All or Nothing: Marriages and Self-Fulfillment

By The Road To: Articles Comments

The other day I met with a web designer to discuss future collaboration with my innovative endeavors. As so often happens when meeting woman to woman, our meeting soon became a personal conversation. She is a young mother of two toddlers, super motivated, intelligent, full of energy, still holding on to the dream of success but not certain of the path taking her there. She left me with a feeling which resonated so strongly, namely that sense of being handcuffed by the daily routine of motherhood; a restriction that we, as mothers, willingly impose on ourselves and which men, in many cases, don’t feel the need to do. I felt great empathy for her conflict, all the harder with very young children, and identified personally with her struggle. I can only hope for her sake, as well as for my own and for all the other ambitious women out there, that we find a way to navigate the challenge of pursuing self-fulfillment while, at the same time, nurturing and maintaining healthy family relationships. The major challenge of the modern world, I was reminded, is not only the ability to live a fulfilling life—true to our needs and desires (in search of self-fulfillment and self-actualization)—but simultaneously sustaining and cultivating our meaningful relationships. This is something over which we each have great influence but which, nonetheless, requires the cooperation of our partners.

The understanding that managing our close relationships with our partners and children is an ongoing commitment can have debilitating side effects. The process of trying to "have it all”—a family and a career—can be so overwhelming that it forces you to give up on one or the other.  Some give up a demanding and fulfilling career to preserve their marriages, others pursue self-fulfillment to the detriment of their relationship which leads to an unhappy marriage and often separation.  A fascinating article in The New York Times entitled "The All-or-Nothing Marriage" offered me new insight into the subject. The article presents a historical overview of the evolution of marriage and changing expectations over the years, concluding that: "The average marriage today is weaker than the average marriage of yore, in terms of both satisfaction and divorce rate, but the best marriages today are much stronger, in terms of both satisfaction and personal well-being, than the best marriages of yore."

The importance of this article is twofold. First, it emphasizes that you are not alone; new winds represent both the need and the readiness to change the rules of the relationship-building game. Second, it explains how the expectations and outcomes of marriage have significantly changed throughout the years: "Our central claim is that Americans today have elevated their expectations of marriage and can in fact achieve an unprecedentedly high level of marital quality — but only if they are able to invest a great deal of time and energy in their partnership. If they are not able to do so, their marriage will likely fall short of these new expectations. Indeed, it will fall further short of people’s expectations than at any time in the past." These days, the set of goals we expect marriage to meet are less based on needs of physiology or security and more on the need for respect and self-actualization. These are higher expectations which require sufficient time investment and psychological resources to ensure that both partners develop a deep bond and profound insight into each other's essential qualities.

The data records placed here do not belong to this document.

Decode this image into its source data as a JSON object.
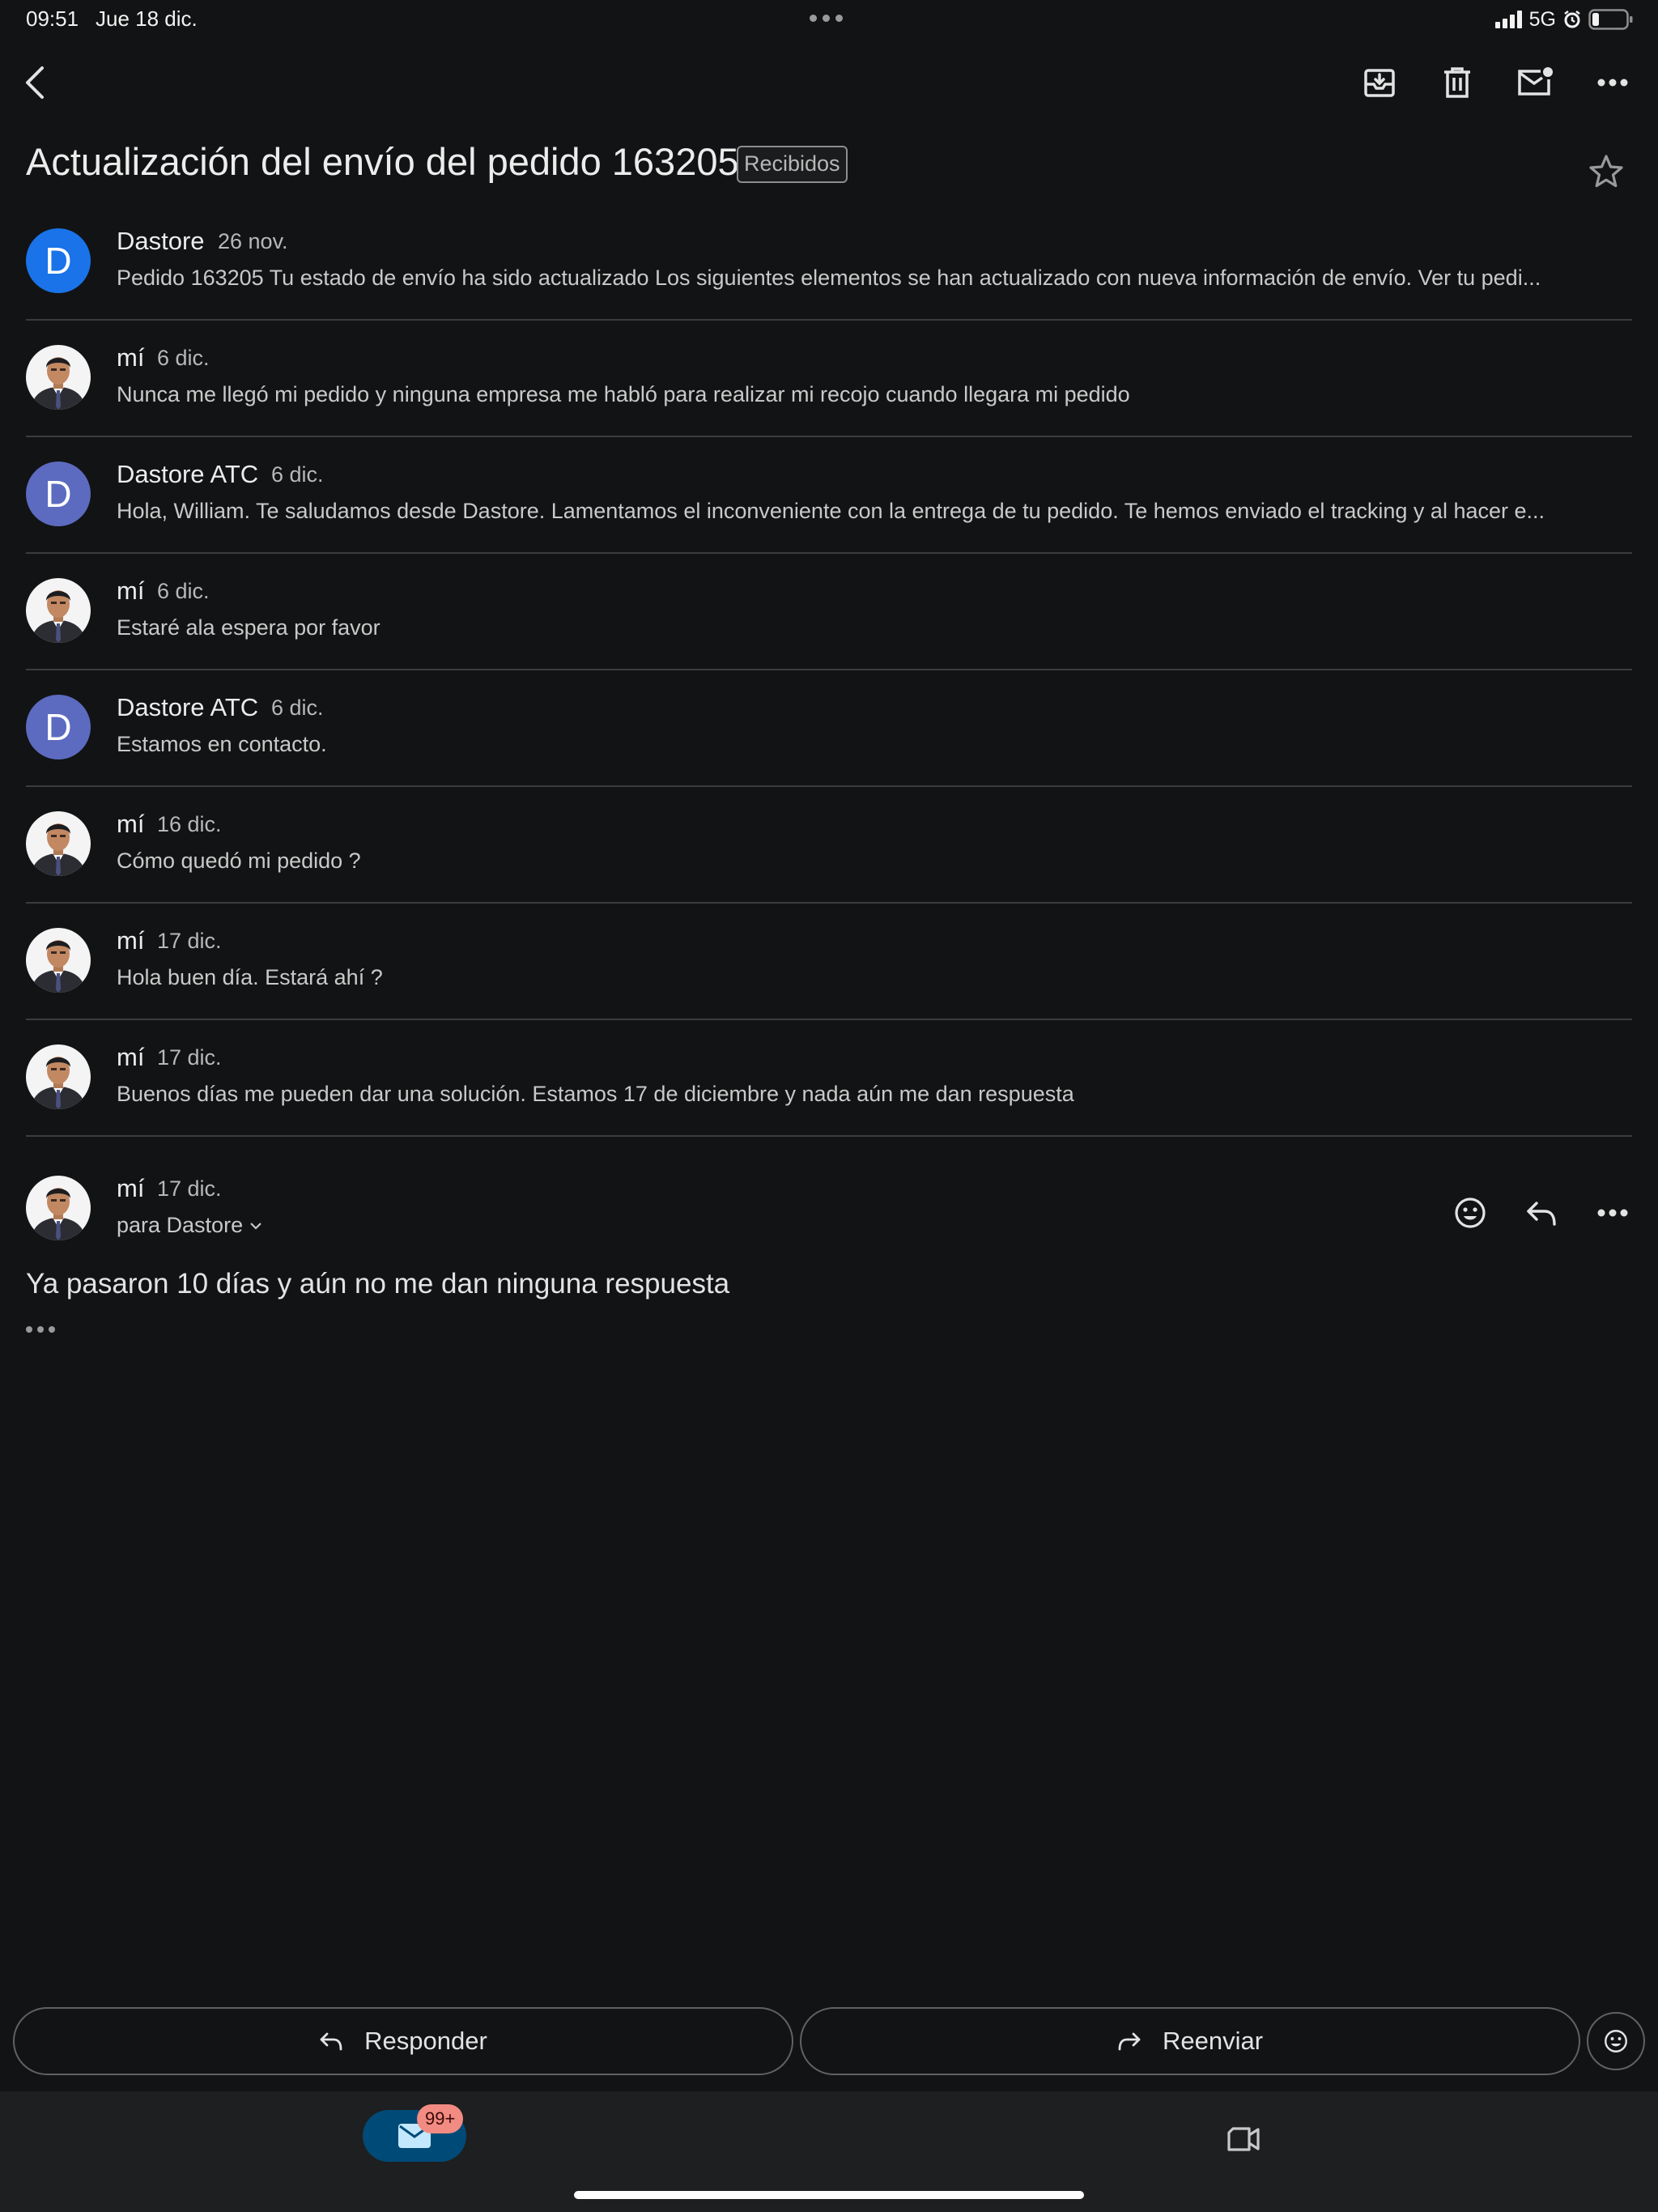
{
  "status_bar": {
    "time": "09:51",
    "date": "Jue 18 dic.",
    "network": "5G"
  },
  "toolbar": {
    "back_icon": "chevron-left-icon",
    "archive_icon": "archive-icon",
    "delete_icon": "trash-icon",
    "unread_icon": "mark-unread-icon",
    "more_icon": "more-horizontal-icon"
  },
  "thread": {
    "subject": "Actualización del envío del pedido 163205",
    "label": "Recibidos"
  },
  "messages": [
    {
      "sender": "Dastore",
      "date": "26 nov.",
      "snippet": "Pedido 163205 Tu estado de envío ha sido actualizado Los siguientes elementos se han actualizado con nueva información de envío. Ver tu pedi...",
      "avatar": "D",
      "avatar_color": "#1a73e8"
    },
    {
      "sender": "mí",
      "date": "6 dic.",
      "snippet": "Nunca me llegó mi pedido y ninguna empresa me habló para realizar mi recojo cuando llegara mi pedido",
      "avatar": "photo"
    },
    {
      "sender": "Dastore ATC",
      "date": "6 dic.",
      "snippet": "Hola, William. Te saludamos desde Dastore. Lamentamos el inconveniente con la entrega de tu pedido. Te hemos enviado el tracking y al hacer e...",
      "avatar": "D",
      "avatar_color": "#5c6bc0"
    },
    {
      "sender": "mí",
      "date": "6 dic.",
      "snippet": "Estaré ala espera por favor",
      "avatar": "photo"
    },
    {
      "sender": "Dastore ATC",
      "date": "6 dic.",
      "snippet": "Estamos en contacto.",
      "avatar": "D",
      "avatar_color": "#5c6bc0"
    },
    {
      "sender": "mí",
      "date": "16 dic.",
      "snippet": "Cómo quedó mi pedido ?",
      "avatar": "photo"
    },
    {
      "sender": "mí",
      "date": "17 dic.",
      "snippet": "Hola buen día. Estará ahí ?",
      "avatar": "photo"
    },
    {
      "sender": "mí",
      "date": "17 dic.",
      "snippet": "Buenos días me pueden dar una solución. Estamos 17 de diciembre y nada aún me dan respuesta",
      "avatar": "photo"
    }
  ],
  "expanded": {
    "sender": "mí",
    "date": "17 dic.",
    "to": "para Dastore",
    "body": "Ya pasaron 10 días y aún no me dan ninguna respuesta"
  },
  "actions": {
    "reply": "Responder",
    "forward": "Reenviar"
  },
  "nav": {
    "mail_badge": "99+"
  }
}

As discussed in the article, recent publication of research regarding the so-called suffocation model of marriage in America has suggested several promising options for corrective action for those struggling with an imbalance between what they are asking from their marriage and what they are investing in it.  One proposal is to lessen expectations of marriage as a facilitator of self-actualization. For those interested in further reading, visit the full version of the research.

No matter what advice or research we read, we nonetheless each have to follow our own journey. No one has the perfect solution for that specific set of circumstances that consists of YOU: where you come from, your childhood, your choice of partner, your children and your ecosystem. Personally, I try to abide by one main rule: be the master of your life by making conscious decisions. Mastering your relationships could be the first and possibly the most valuable step you will ever take. I am beginning to understand that being an entrepreneur requires you to go through a long line of people, all of whom need convincing about your passion, determination and long-term vision. Start by convincing your partner. This may, in fact, be the hardest, but it is a worthwhile checkpoint that could turn into the most valuable foundation for a balanced and healthy life. I would like to leave you on an optimistic note, namely that "our marriages can flourish today like never before. They just can’t do it on their own." So, though sometimes dissolving a marriage is inevitable—you gave it your best shot, there is insufficient cooperation or an unwillingness to lower expectations, or it is a simple mismatch—this should be a last resort. A last resort not because of conformism but rather because it is the first of a long list of hurdles to be surmounted on the way to self-fulfillment, and one that may just be your best and more rewarding energy investment ever.